I always thought it was dumb. I am reminded of all the textbook renditions of Plato's Cave and his view of reality, and how often they used chair as the example. "In 'Heaven' there is a perfect chair, and all the chairs on earth are shadows of the perfect chair" it went. I often quipped that Heaven must be like a big furniture warehouse.

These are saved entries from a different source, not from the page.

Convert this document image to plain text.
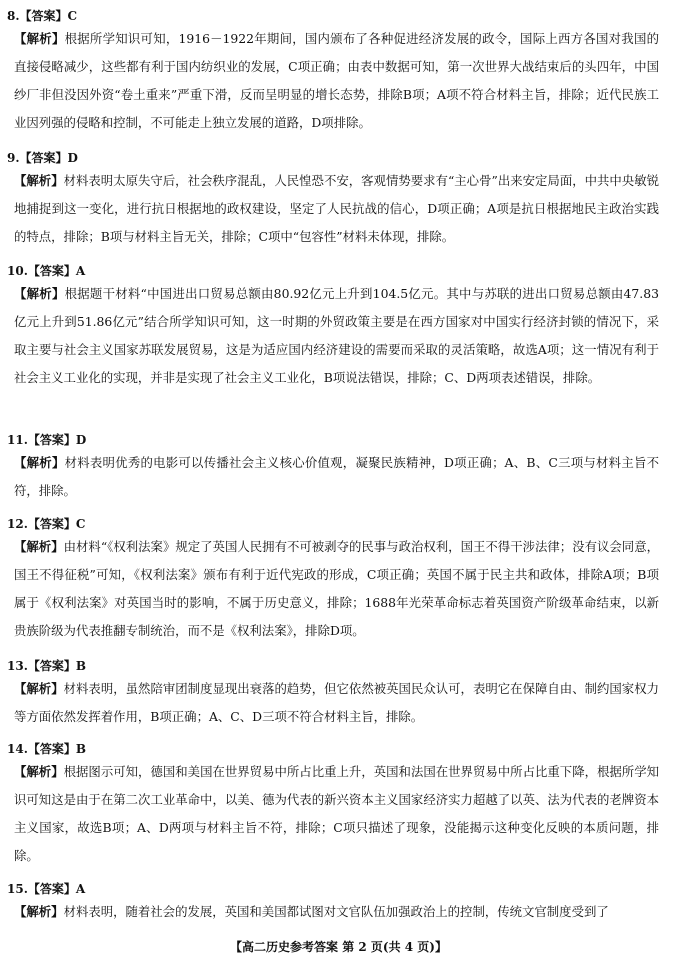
8.【答案】C
【解析】根据所学知识可知，1916－1922年期间，国内颁布了各种促进经济发展的政令，国际上西方各国对我国的直接侵略减少，这些都有利于国内纺织业的发展，C项正确；由表中数据可知，第一次世界大战结束后的头四年，中国纱厂非但没因外资“卷土重来”严重下滑，反而呈明显的增长态势，排除B项；A项不符合材料主旨，排除；近代民族工业因列强的侵略和控制，不可能走上独立发展的道路，D项排除。
9.【答案】D
【解析】材料表明太原失守后，社会秩序混乱，人民惶恐不安，客观情势要求有“主心骨”出来安定局面，中共中央敏锐地捕捉到这一变化，进行抗日根据地的政权建设，坚定了人民抗战的信心，D项正确；A项是抗日根据地民主政治实践的特点，排除；B项与材料主旨无关，排除；C项中“包容性”材料未体现，排除。
10.【答案】A
【解析】根据题干材料“中国进出口贸易总额由80.92亿元上升到104.5亿元。其中与苏联的进出口贸易总额由47.83亿元上升到51.86亿元”结合所学知识可知，这一时期的外贸政策主要是在西方国家对中国实行经济封锁的情况下，采取主要与社会主义国家苏联发展贸易，这是为适应国内经济建设的需要而采取的灵活策略，故选A项；这一情况有利于社会主义工业化的实现，并非是实现了社会主义工业化，B项说法错误，排除；C、D两项表述错误，排除。
11.【答案】D
【解析】材料表明优秀的电影可以传播社会主义核心价值观，凝聚民族精神，D项正确；A、B、C三项与材料主旨不符，排除。
12.【答案】C
【解析】由材料“《权利法案》规定了英国人民拥有不可被剥夺的民事与政治权利，国王不得干涉法律；没有议会同意，国王不得征税”可知，《权利法案》颁布有利于近代宪政的形成，C项正确；英国不属于民主共和政体，排除A项；B项属于《权利法案》对英国当时的影响，不属于历史意义，排除；1688年光荣革命标志着英国资产阶级革命结束，以新贵族阶级为代表推翻专制统治，而不是《权利法案》，排除D项。
13.【答案】B
【解析】材料表明，虽然陪审团制度显现出衰落的趋势，但它依然被英国民众认可，表明它在保障自由、制约国家权力等方面依然发挥着作用，B项正确；A、C、D三项不符合材料主旨，排除。
14.【答案】B
【解析】根据图示可知，德国和美国在世界贸易中所占比重上升，英国和法国在世界贸易中所占比重下降，根据所学知识可知这是由于在第二次工业革命中，以美、德为代表的新兴资本主义国家经济实力超越了以英、法为代表的老牌资本主义国家，故选B项；A、D两项与材料主旨不符，排除；C项只描述了现象，没能揭示这种变化反映的本质问题，排除。
15.【答案】A
【解析】材料表明，随着社会的发展，英国和美国都试图对文官队伍加强政治上的控制，传统文官制度受到了
【高二历史参考答案 第 2 页(共 4 页)】
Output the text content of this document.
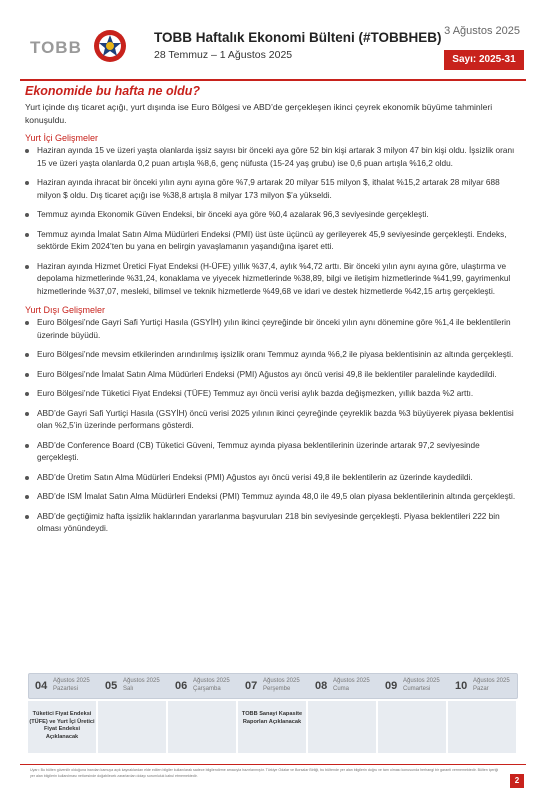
TOBB
TOBB Haftalık Ekonomi Bülteni (#TOBBHEB)
28 Temmuz – 1 Ağustos 2025
3 Ağustos 2025
Sayı: 2025-31
Ekonomide bu hafta ne oldu?

Yurt içinde dış ticaret açığı, yurt dışında ise Euro Bölgesi ve ABD’de gerçekleşen ikinci çeyrek ekonomik büyüme tahminleri konuşuldu.

Yurt İçi Gelişmeler
Haziran ayında 15 ve üzeri yaşta olanlarda işsiz sayısı bir önceki aya göre 52 bin kişi artarak 3 milyon 47 bin kişi oldu. İşsizlik oranı 15 ve üzeri yaşta olanlarda 0,2 puan artışla %8,6, genç nüfusta (15-24 yaş grubu) ise 0,6 puan artışla %16,2 oldu.
Haziran ayında ihracat bir önceki yılın aynı ayına göre %7,9 artarak 20 milyar 515 milyon $, ithalat %15,2 artarak 28 milyar 688 milyon $ oldu. Dış ticaret açığı ise %38,8 artışla 8 milyar 173 milyon $’a yükseldi.
Temmuz ayında Ekonomik Güven Endeksi, bir önceki aya göre %0,4 azalarak 96,3 seviyesinde gerçekleşti.
Temmuz ayında İmalat Satın Alma Müdürleri Endeksi (PMI) üst üste üçüncü ay gerileyerek 45,9 seviyesinde gerçekleşti. Endeks, sektörde Ekim 2024’ten bu yana en belirgin yavaşlamanın yaşandığına işaret etti.
Haziran ayında Hizmet Üretici Fiyat Endeksi (H-ÜFE) yıllık %37,4, aylık %4,72 arttı. Bir önceki yılın aynı ayına göre, ulaştırma ve depolama hizmetlerinde %31,24, konaklama ve yiyecek hizmetlerinde %38,89, bilgi ve iletişim hizmetlerinde %41,99, gayrimenkul hizmetlerinde %37,07, mesleki, bilimsel ve teknik hizmetlerde %49,68 ve idari ve destek hizmetlerde %42,15 artış gerçekleşti.
Yurt Dışı Gelişmeler
Euro Bölgesi’nde Gayri Safi Yurtiçi Hasıla (GSYİH) yılın ikinci çeyreğinde bir önceki yılın aynı dönemine göre %1,4 ile beklentilerin üzerinde büyüdü.
Euro Bölgesi’nde mevsim etkilerinden arındırılmış işsizlik oranı Temmuz ayında %6,2 ile piyasa beklentisinin az altında gerçekleşti.
Euro Bölgesi’nde İmalat Satın Alma Müdürleri Endeksi (PMI) Ağustos ayı öncü verisi 49,8 ile beklentiler paralelinde kaydedildi.
Euro Bölgesi’nde Tüketici Fiyat Endeksi (TÜFE) Temmuz ayı öncü verisi aylık bazda değişmezken, yıllık bazda %2 arttı.
ABD’de Gayri Safi Yurtiçi Hasıla (GSYİH) öncü verisi 2025 yılının ikinci çeyreğinde çeyreklik bazda %3 büyüyerek piyasa beklentisi olan %2,5’in üzerinde performans gösterdi.
ABD’de Conference Board (CB) Tüketici Güveni, Temmuz ayında piyasa beklentilerinin üzerinde artarak 97,2 seviyesinde gerçekleşti.
ABD’de Üretim Satın Alma Müdürleri Endeksi (PMI) Ağustos ayı öncü verisi 49,8 ile beklentilerin az üzerinde kaydedildi.
ABD’de ISM İmalat Satın Alma Müdürleri Endeksi (PMI) Temmuz ayında 48,0 ile 49,5 olan piyasa beklentilerinin altında gerçekleşti.
ABD’de geçtiğimiz hafta işsizlik haklarından yararlanma başvuruları 218 bin seviyesinde gerçekleşti. Piyasa beklentileri 222 bin olması yönündeydi.
04 Ağustos 2025
Pazartesi 05 Ağustos 2025
Salı	06 Ağustos 2025
Çarşamba 07 Ağustos 2025
Perşembe 08 Ağustos 2025
Cuma	09 Ağustos 2025
Cumartesi 10 Ağustos 2025
Pazar
Tüketici Fiyat Endeksi (TÜFE) ve Yurt İçi Üretici Fiyat Endeksi Açıklanacak
TOBB Sanayi Kapasite Raporları Açıklanacak
Uyarı: Bu bülten güvenilir olduğuna inanılan kamuya açık kaynaklardan elde edilen bilgiler kullanılarak sadece bilgilendirme amacıyla hazırlanmıştır. Türkiye Odalar ve Borsalar Birliği, bu bültende yer alan bilgilerin doğru ve tam olması konusunda herhangi bir garanti vermemektedir. Bülten içeriği yer alan bilgilerin kullanılması neticesinde doğabilecek zararlardan dolayı sorumluluk kabul etmemektedir.
2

Sitting on a chair is hardly analogous to giving your life to the care and control of a Supreme Being. I mean, you can see the chair, and if you wanted, you could test the chair before sitting. Of course, we rarely, rarely do. We just plop, or glide, or lower ourselves gracefully into the chair, depending on the type.
But I'm rethinking it.
Yesterday I went to the "young people's service" at church. It's not all young people, but it's a service for those who want to start a downtown branch closer to the university. I like the energy. It was very crowded; no social distancing, really, but almost everyone obeyed the masking rule, as we do at our church. Not wanting to take the seat of a potential visitor who needs to be under the Word more than I might (a big presumption) I gave up my chair and ended up almost in the hallway on one of six chairs placed there.
A young man, slender, maybe twenty, sat in a seat to my left. He ended up on the floor. It was a typical stackable chair used in churches nowadays. But this one gave way.

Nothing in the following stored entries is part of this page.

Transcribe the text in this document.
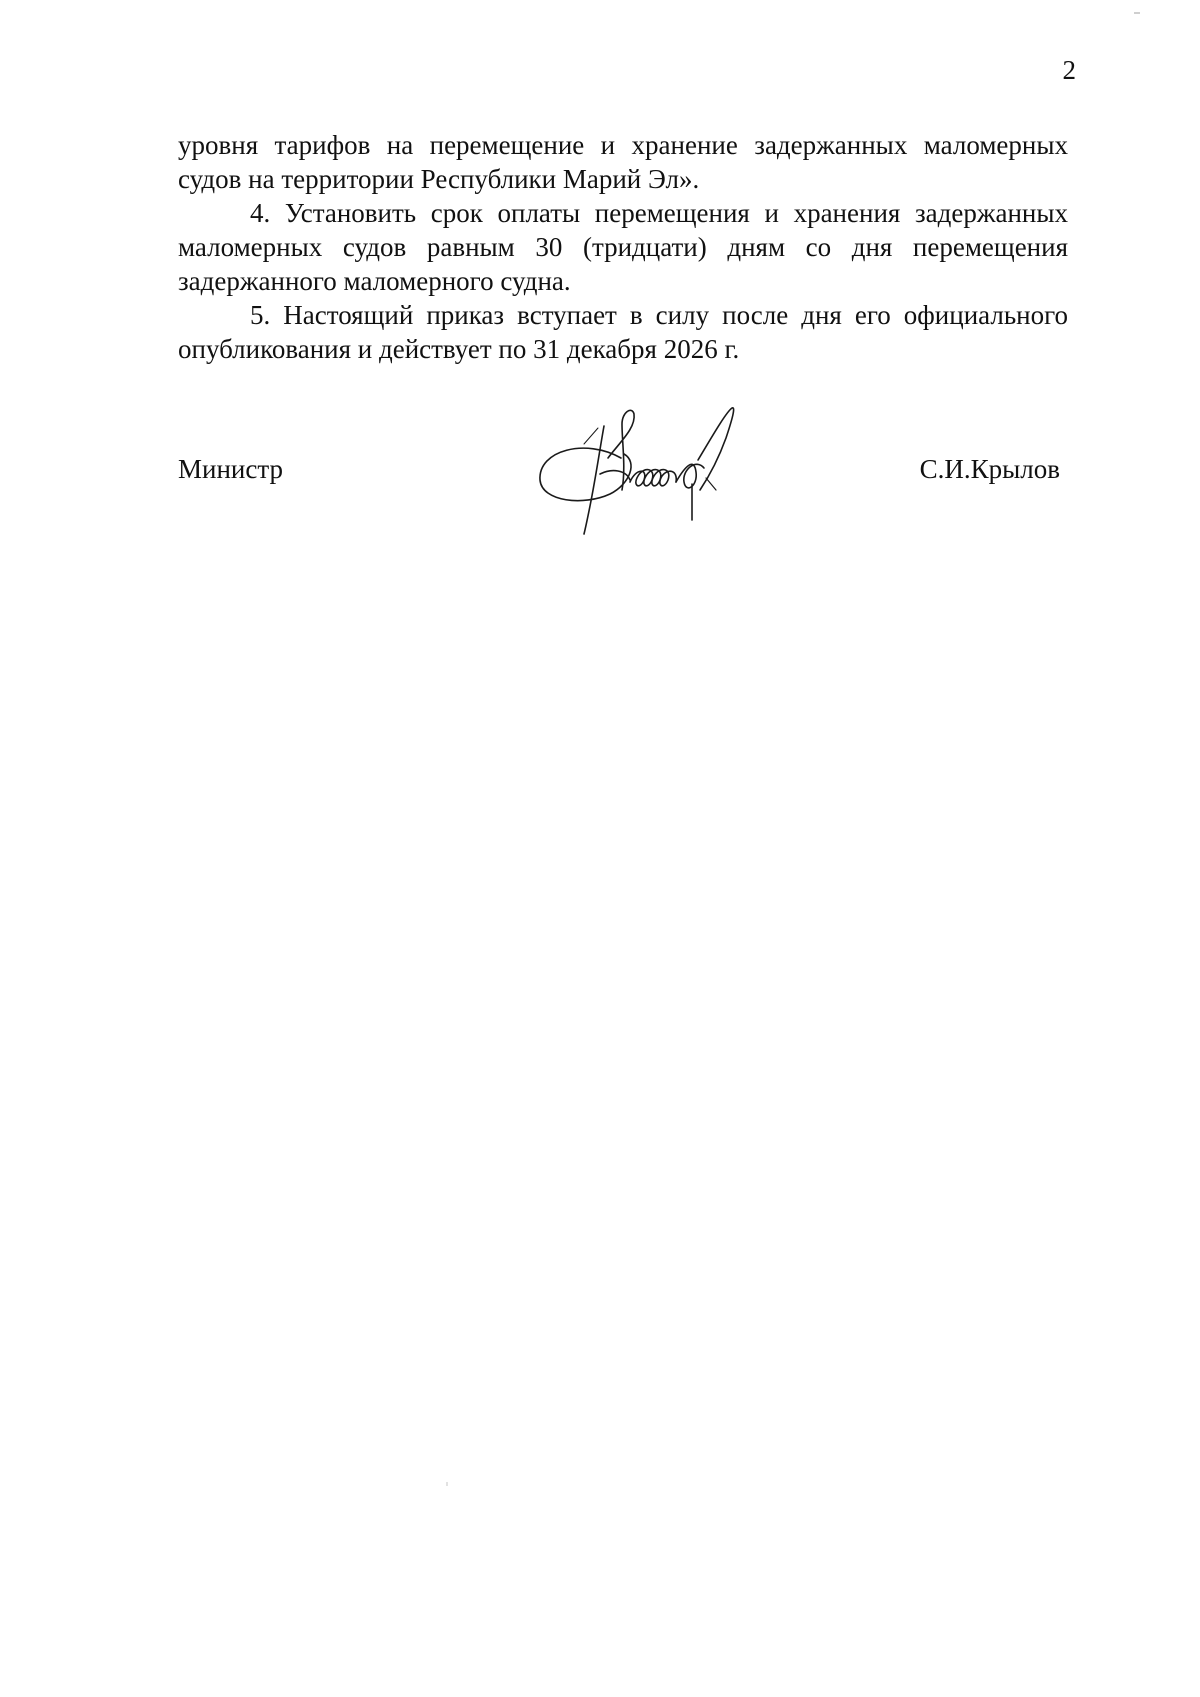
2

уровня тарифов на перемещение и хранение задержанных маломерных судов на территории Республики Марий Эл».

4. Установить срок оплаты перемещения и хранения задержанных маломерных судов равным 30 (тридцати) дням со дня перемещения задержанного маломерного судна.

5. Настоящий приказ вступает в силу после дня его официального опубликования и действует по 31 декабря 2026 г.

Министр	С.И.Крылов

It's a good thing the sitter was young and flexible. If a person my age sat there and fell through, it could have meant a bone break and a lawsuit. The ushers found him another chair quickly. And I noticed, watching him because of the "once burned twice shy" rule, that he lowered himself gingerly. Not just the first time, but the second after we rose to read the Scripture.
I still think the chair analogy to faith is dumb, but .... if we find that faith "doesn't work" and we fall flat because our faith or the object of our faith seems to betray us or at least our expectations, what next? Does doubt come from that experience, or from somewhere else? What if the betrayal involves more than the embarrassment of sitting on your bum on the floor at a crowded church meeting? What if it means sexual abuse by a leader? What if it means a leader takes off with church funds? Extreme, yet. And real.